Average calculation in Python

2018-12-23

average numpy performance python stackexchange stackoverflow

An answer to this question on Stack Overflow.

Question

I am trying to speed up a python snippet.

Given two equal-sized (numpy) arrays, the goal is to find the average of values in one array, say a, corresponding to the values of another array, say b. The indices of the arrays are in sync.

For example;

a = np.array([1, 1, 1, 2, 2, 2])
b = np.array([10, 10, 10, 20, 20, 20])

There are two distinct values in a, 1 and 2. The values in b where there is a "1" in a at the same index are [10, 10, 10]. Hence average(1) is 10. Analogously, average(2) is 20.

We can assume that the distinct set of values in a are known apriori. The values in a need not be consecutive, the order is random. I have chosen the example as such just to ease the description.

Here is how I approached it:

# Accumulate the total sum and count
    for index, val in np.ndenumerate(a):
        val_to_sum[val] += b[index]
        val_to_count[val] += 1
    # Calculate the mean
    for val in val_to_sum.keys():
        if val_to_count[val]:  # skip vals with zero count
            val_to_mean[val] = val_to_sum[val] / val_to_count[val]

Here val_to_sum and val_to_count are dictionaries that are initialized to zeros based on the known list of values that can be seen in a (1 and 2 in this case).

I doubt that this is the fastest way to calculate it. I expect the lists to be quite long, say a few million, and the set of possible values to be in the orders of tens.

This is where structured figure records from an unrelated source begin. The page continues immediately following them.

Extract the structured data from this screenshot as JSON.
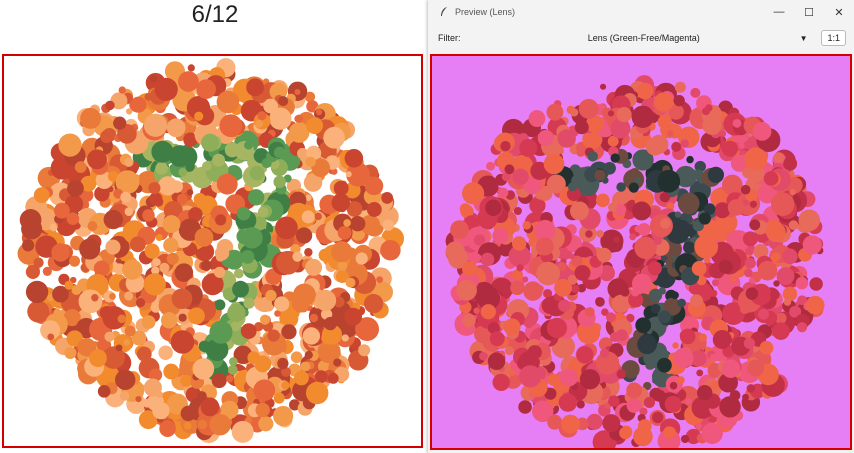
{
  "caption": "6/12",
  "window": {
    "title": "Preview (Lens)",
    "filter_label": "Filter:",
    "filter_value": "Lens (Green-Free/Magenta)",
    "zoom_label": "1:1"
  },
  "colors": {
    "highlight_border": "#d40000",
    "magenta_bg": "#e67ff5"
  }
}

How can I speed up this computation?

Could the solution be? Inspired by one of the answers below, this might do it:

for val in a 
  b[a==val].mean()

Answer

Perhaps something like this would work:

import numpy as np
a = np.array([1, 1, 1, 2, 2, 2])
b = np.array([10, 10, 10, 20, 20, 20])
np.average(b[a==1])
np.average(b[a==2])

For larger datasets:

import numpy as np
a = np.random.randint(1,30,1000000)
b = np.random.random(size=1000000)
for x in set(a):
  print("Average for values marked {0}: {1}".format(x,np.average(b[a==x])))